Personal information
- Full name: Gilbert Claude Vassall
- Born: 5 April 1876 Hardington Mandeville, Somerset, England
- Died: 19 September 1941 (aged 65) Park Town, Oxford, England
- Bowling: Right-arm fast

Domestic team information
- 1902–1905: Somerset

Career statistics
| Competition | FC |
| Matches | 6 |
| Runs scored | 46 |
| Batting average | 5.11 |
| 100s/50s | 0/0 |
| Top score | 27* |
| Balls bowled | 114 |
| Wickets | 1 |
| Bowling average | 72.00 |
| 5 wickets in innings | 0 |
| 10 wickets in match | 0 |
| Best bowling | 1/56 |
| Catches/stumpings | 4/– |
- Source: CricketArchive, 22 December 2015

= Gilbert Vassall =

English cricketer (1876–1941)

Gilbert Claude Vassall (5 April 1876 – 19 September 1941) was an English cricketer who played first-class cricket for Somerset in six matches between 1902 and 1905. He was born at Hardington Mandeville, Somerset and died at Oxford.

== Biography ==
Vassall was the son of the rector of Hardington Mandeville. His older brother was Harry Vassall. He was educated at Charterhouse School and at Oriel College, Oxford and he played cricket for his college but not for the university side.

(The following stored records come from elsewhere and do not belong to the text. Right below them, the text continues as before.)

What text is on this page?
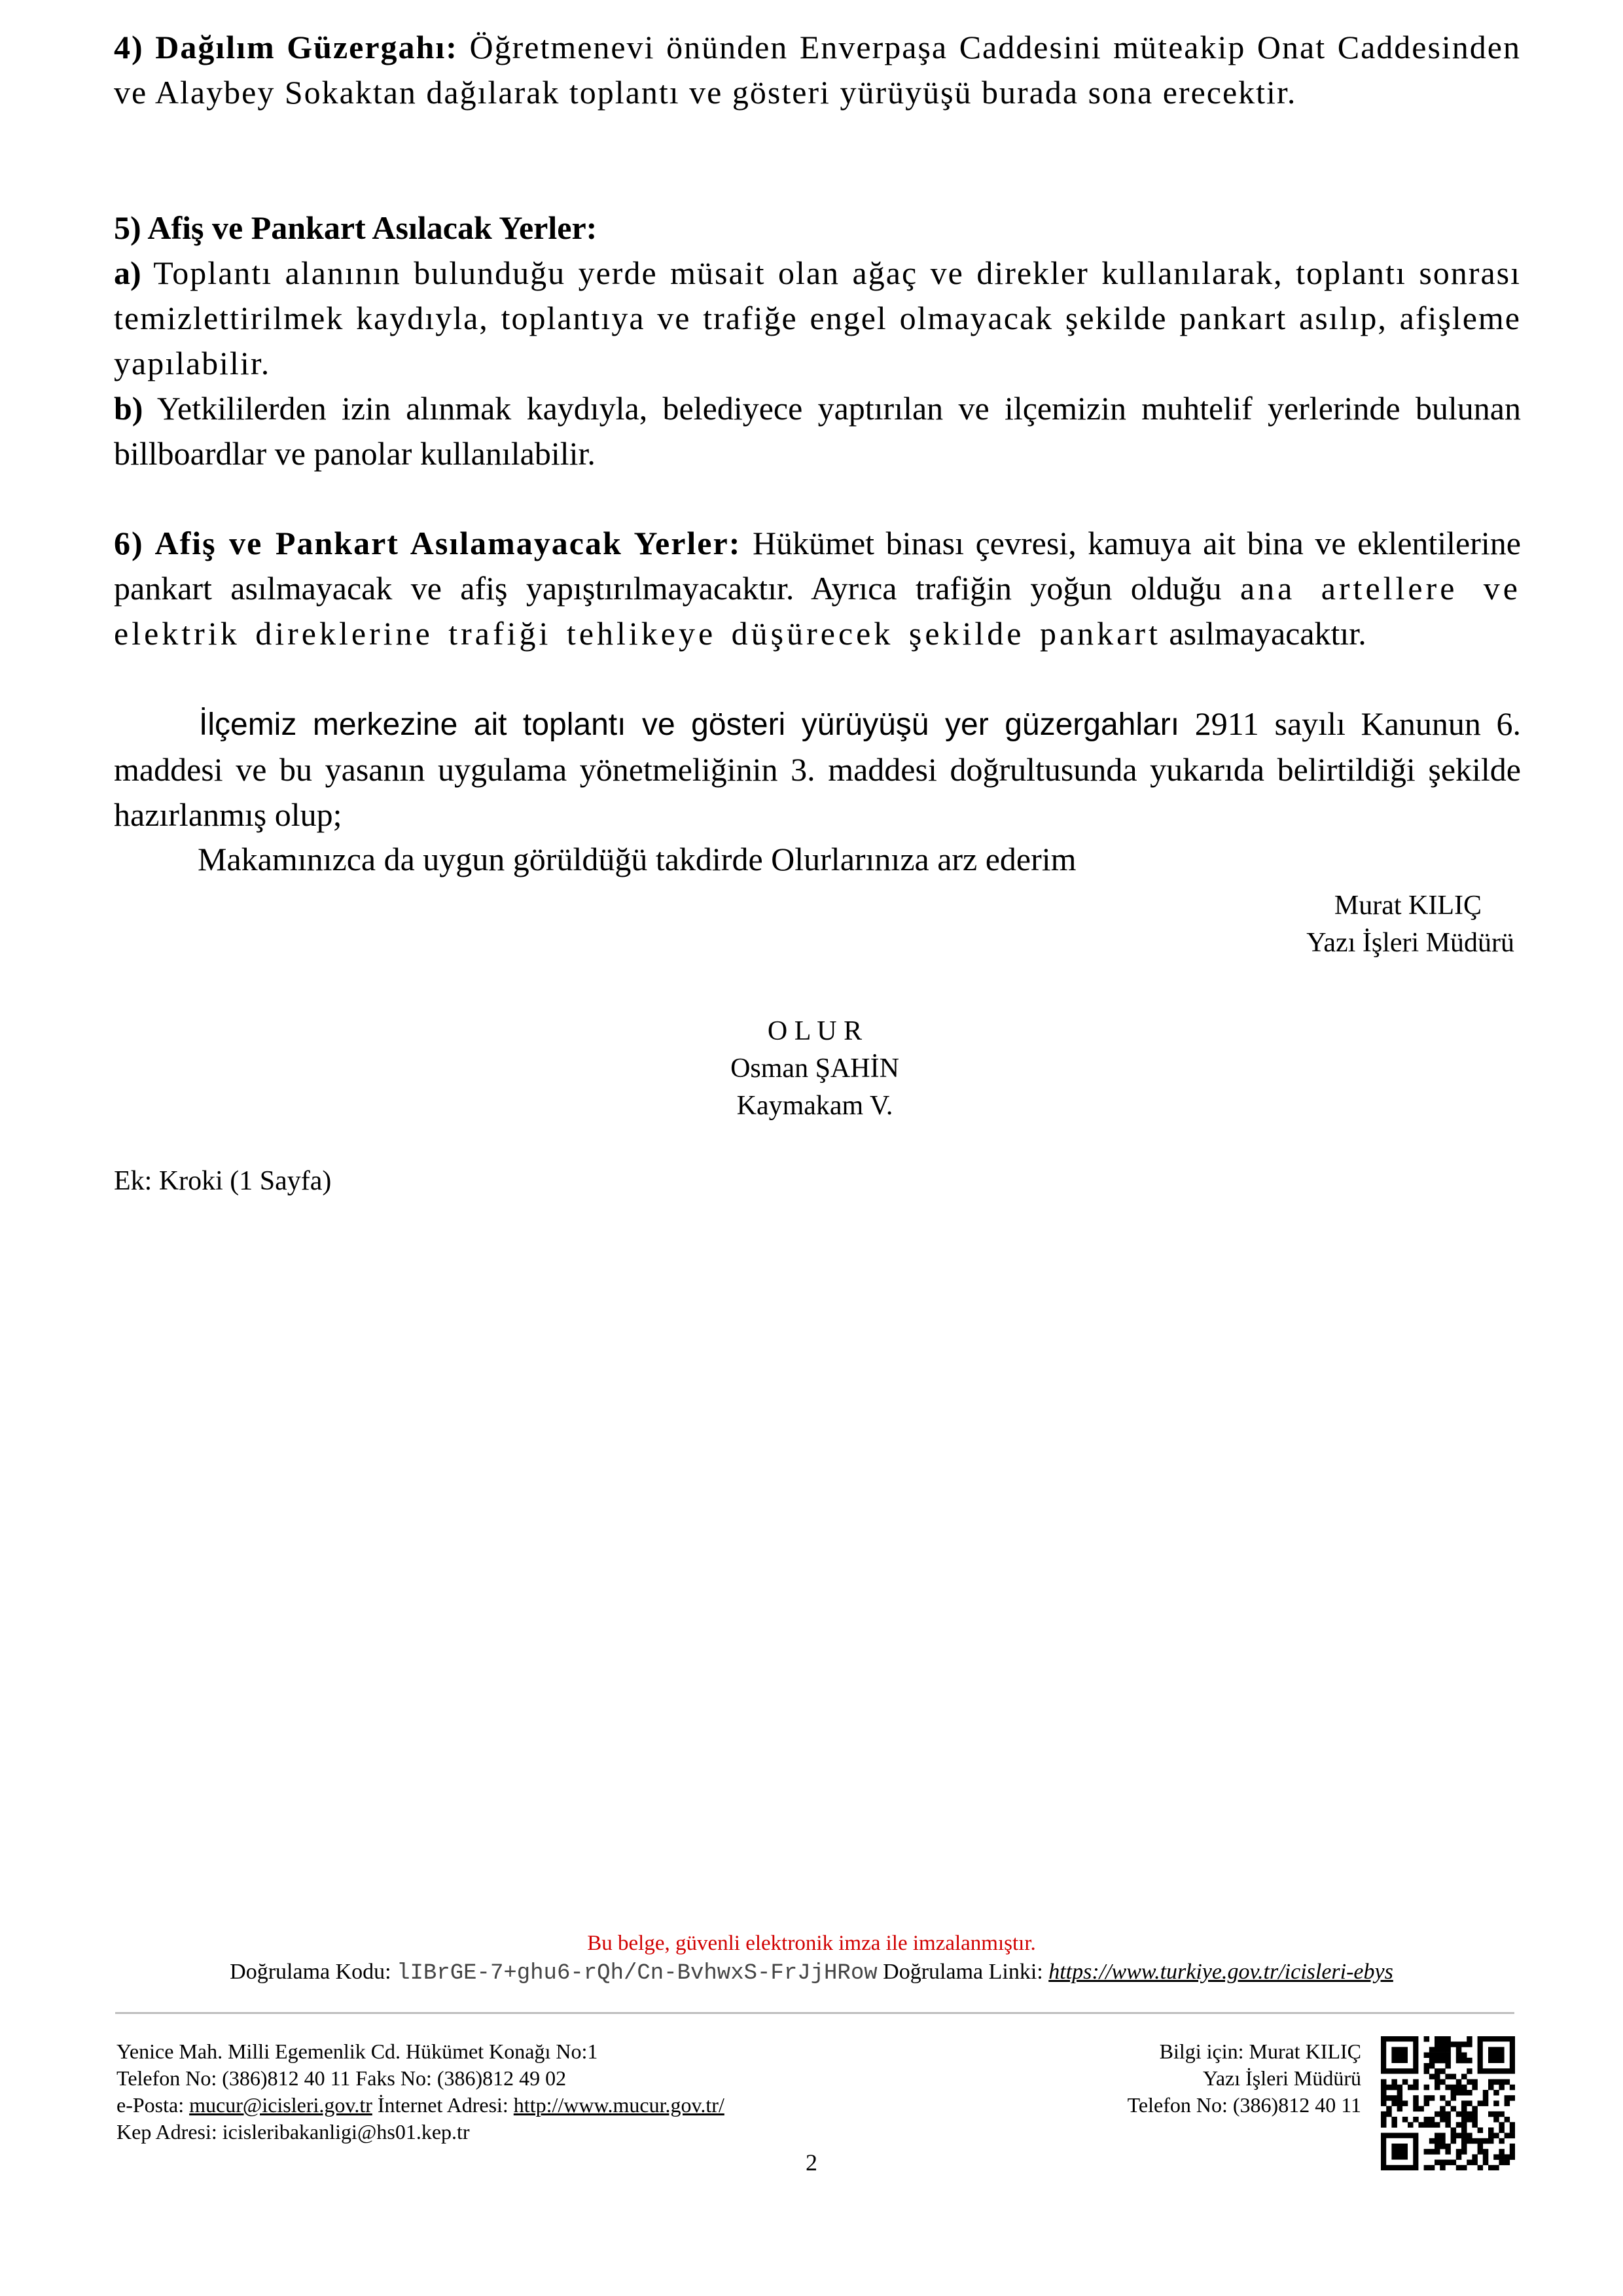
4) Dağılım Güzergahı: Öğretmenevi önünden Enverpaşa Caddesini müteakip Onat Caddesinden ve Alaybey Sokaktan dağılarak toplantı ve gösteri yürüyüşü burada sona erecektir.

5) Afiş ve Pankart Asılacak Yerler:
a) Toplantı alanının bulunduğu yerde müsait olan ağaç ve direkler kullanılarak, toplantı sonrası temizlettirilmek kaydıyla, toplantıya ve trafiğe engel olmayacak şekilde pankart asılıp, afişleme yapılabilir.
b) Yetkililerden izin alınmak kaydıyla, belediyece yaptırılan ve ilçemizin muhtelif yerlerinde bulunan billboardlar ve panolar kullanılabilir.

6) Afiş ve Pankart Asılamayacak Yerler: Hükümet binası çevresi, kamuya ait bina ve eklentilerine pankart asılmayacak ve afiş yapıştırılmayacaktır. Ayrıca trafiğin yoğun olduğu ana artellere ve elektrik direklerine trafiği tehlikeye düşürecek şekilde pankart asılmayacaktır.

İlçemiz merkezine ait toplantı ve gösteri yürüyüşü yer güzergahları 2911 sayılı Kanunun 6. maddesi ve bu yasanın uygulama yönetmeliğinin 3. maddesi doğrultusunda yukarıda belirtildiği şekilde hazırlanmış olup;

Makamınızca da uygun görüldüğü takdirde Olurlarınıza arz ederim

Murat KILIÇ
Yazı İşleri Müdürü
O L U R
Osman ŞAHİN
Kaymakam V.
Ek: Kroki (1 Sayfa)
Bu belge, güvenli elektronik imza ile imzalanmıştır.
Doğrulama Kodu: lIBrGE-7+ghu6-rQh/Cn-BvhwxS-FrJjHRow Doğrulama Linki: https://www.turkiye.gov.tr/icisleri-ebys
Yenice Mah. Milli Egemenlik Cd. Hükümet Konağı No:1
Telefon No: (386)812 40 11 Faks No: (386)812 49 02
e-Posta: mucur@icisleri.gov.tr İnternet Adresi: http://www.mucur.gov.tr/
Kep Adresi: icisleribakanligi@hs01.kep.tr
Bilgi için: Murat KILIÇ
Yazı İşleri Müdürü
Telefon No: (386)812 40 11
2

His fame at Oxford was as a long jumper, and he was the champion for three consecutive years from 1897 to 1899 in the Varsity athletic match against Cambridge University, his jump of 23 feet and three inches in 1899 being only two inches short of the then record, held by C. B. Fry. He finished second in the long jump event at the 1898 AAA Championships.

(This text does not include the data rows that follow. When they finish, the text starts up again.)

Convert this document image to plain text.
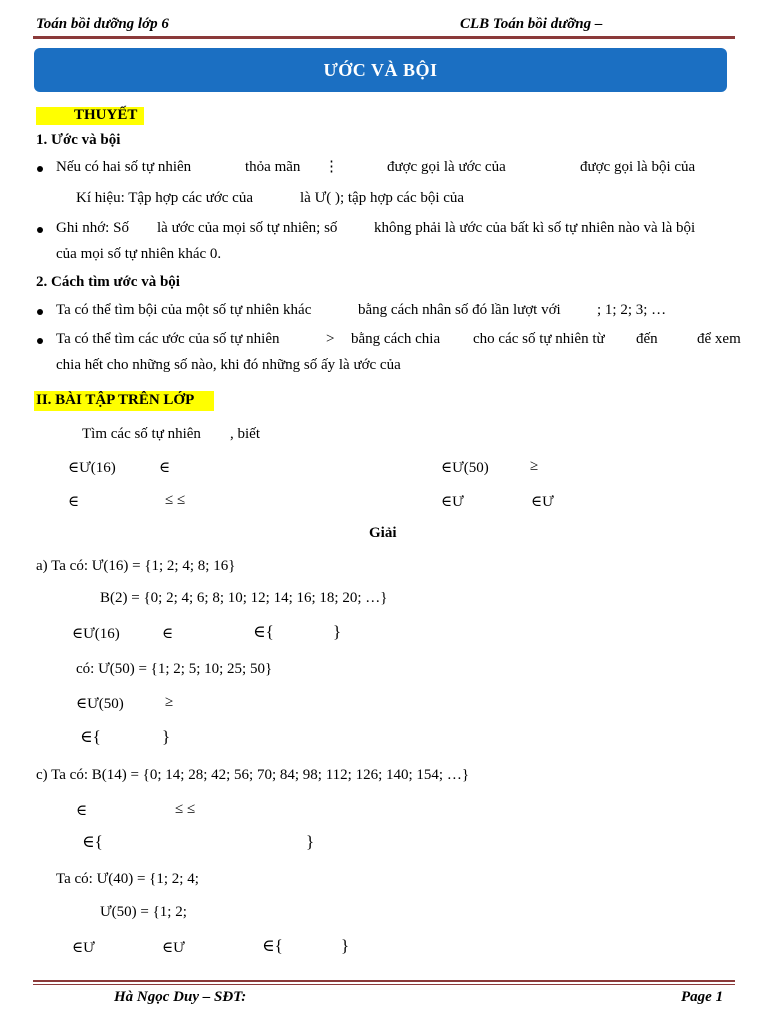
Toán bồi dưỡng lớp 6	CLB Toán bồi dưỡng –
ƯỚC VÀ BỘI
THUYẾT
1. Ước và bội
Nếu có hai số tự nhiên	thỏa mãn ⋮	được gọi là ước của	được gọi là bội của
Kí hiệu: Tập hợp các ước của	là Ư( ); tập hợp các bội của
Ghi nhớ: Số là ước của mọi số tự nhiên; số không phải là ước của bất kì số tự nhiên nào và là bội
của mọi số tự nhiên khác 0.
2. Cách tìm ước và bội
Ta có thể tìm bội của một số tự nhiên khác	bằng cách nhân số đó lần lượt với ; 1; 2; 3; …
Ta có thể tìm các ước của số tự nhiên	> bằng cách chia cho các số tự nhiên từ đến	để xem
chia hết cho những số nào, khi đó những số ấy là ước của
II. BÀI TẬP TRÊN LỚP
Tìm các số tự nhiên , biết
∈Ư(16)	∈	∈Ư(50)	≥
∈	≤ ≤	∈Ư	∈Ư
Giải
a) Ta có: Ư(16) = {1; 2; 4; 8; 16}
B(2) = {0; 2; 4; 6; 8; 10; 12; 14; 16; 18; 20; …}
∈Ư(16)	∈	∈{	}
có: Ư(50) = {1; 2; 5; 10; 25; 50}
∈Ư(50)	≥
∈{	}
c) Ta có: B(14) = {0; 14; 28; 42; 56; 70; 84; 98; 112; 126; 140; 154; …}
∈	≤ ≤
∈{	}
Ta có: Ư(40) = {1; 2; 4;
Ư(50) = {1; 2;
∈Ư	∈Ư	∈{	}
Hà Ngọc Duy – SĐT:	Page 1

On leaving the university, Vassall became a schoolmaster at the Dragon School in Oxford, remaining there until his death, by which time he was joint headmaster. In the school holidays in 1902, 1903 and 1905, he played a few cricket matches for Somerset as a lower-order batsman and right-arm fast bowler. In his first game, against Surrey, he joined Peter Randall Johnson with Somerset needing 65 for victory with three wickets to fall and hit an unbeaten 27 to take his side to success. But in his five other matches for Somerset over the next three years he only made 19 other runs and his only wicket came in 1905 when, as the seventh bowler used, he finally broke a stand of 261 by the Kent second wicket pair Ted Dillon and James Seymour.

== Marriages ==
On 7 January 1902, Gilbert married Rosa Mary Cotter at Holy Trinity Church, Yeovil. She was the daughter of William Laurence Cotter (the rector of West Coker, Somerset, from 1880 to 1898) and his first wife, Edith Wood (a Black Country heiress). Gilbert and Rosa lived at 181 Banbury Road, Oxford, for four years and then moved to 11 Charlbury Road, Oxford.

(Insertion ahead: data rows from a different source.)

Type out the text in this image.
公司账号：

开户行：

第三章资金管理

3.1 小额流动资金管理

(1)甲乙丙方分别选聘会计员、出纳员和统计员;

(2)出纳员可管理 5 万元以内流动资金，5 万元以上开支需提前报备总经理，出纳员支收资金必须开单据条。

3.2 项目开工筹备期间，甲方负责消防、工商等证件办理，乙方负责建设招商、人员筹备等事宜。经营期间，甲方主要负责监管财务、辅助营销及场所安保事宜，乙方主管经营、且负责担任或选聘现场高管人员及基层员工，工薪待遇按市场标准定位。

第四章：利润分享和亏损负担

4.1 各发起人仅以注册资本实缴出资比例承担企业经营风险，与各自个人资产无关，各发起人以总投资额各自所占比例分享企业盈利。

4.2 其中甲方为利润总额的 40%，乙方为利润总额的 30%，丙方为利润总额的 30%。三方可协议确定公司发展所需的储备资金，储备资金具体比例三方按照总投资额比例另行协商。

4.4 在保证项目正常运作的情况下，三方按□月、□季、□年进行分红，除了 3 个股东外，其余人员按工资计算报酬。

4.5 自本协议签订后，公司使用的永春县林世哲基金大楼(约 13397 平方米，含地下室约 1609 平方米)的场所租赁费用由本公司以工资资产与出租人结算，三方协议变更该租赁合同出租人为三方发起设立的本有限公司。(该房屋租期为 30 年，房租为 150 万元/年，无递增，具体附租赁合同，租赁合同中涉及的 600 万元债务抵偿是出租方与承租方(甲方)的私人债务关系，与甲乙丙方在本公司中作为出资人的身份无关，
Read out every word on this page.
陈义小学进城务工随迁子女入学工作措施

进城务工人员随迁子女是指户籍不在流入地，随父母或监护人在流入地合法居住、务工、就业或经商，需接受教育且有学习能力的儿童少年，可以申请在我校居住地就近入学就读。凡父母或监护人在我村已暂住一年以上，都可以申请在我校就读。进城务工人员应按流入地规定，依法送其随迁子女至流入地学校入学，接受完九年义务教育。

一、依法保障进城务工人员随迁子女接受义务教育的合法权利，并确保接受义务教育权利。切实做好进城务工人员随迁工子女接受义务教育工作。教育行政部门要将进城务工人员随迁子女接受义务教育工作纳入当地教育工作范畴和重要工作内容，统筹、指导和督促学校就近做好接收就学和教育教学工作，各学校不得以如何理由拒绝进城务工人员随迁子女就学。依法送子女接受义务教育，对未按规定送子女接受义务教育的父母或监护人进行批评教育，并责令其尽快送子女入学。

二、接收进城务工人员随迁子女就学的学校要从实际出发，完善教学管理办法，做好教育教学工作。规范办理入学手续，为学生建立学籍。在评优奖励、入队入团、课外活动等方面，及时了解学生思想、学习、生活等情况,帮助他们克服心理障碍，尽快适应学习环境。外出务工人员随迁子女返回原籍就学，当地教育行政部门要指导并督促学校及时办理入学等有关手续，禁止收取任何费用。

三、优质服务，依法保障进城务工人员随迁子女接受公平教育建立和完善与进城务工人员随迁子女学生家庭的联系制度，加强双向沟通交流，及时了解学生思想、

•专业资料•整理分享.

When Rosa died on 9 March 1928, aged 49, she left her husband the income on her estate for life.

On 1 August 1929, Gilbert married Brenda Elizabeth Ferrall at Little Horsted, East Sussex. She was the daughter of the Rev. Henry John Ferrall of Heckingham, Norfolk. By 1929, Brenda had changed her name to "O'Ferrall," which was probably the version used by her Irish ancestors. She and Gilbert had one daughter.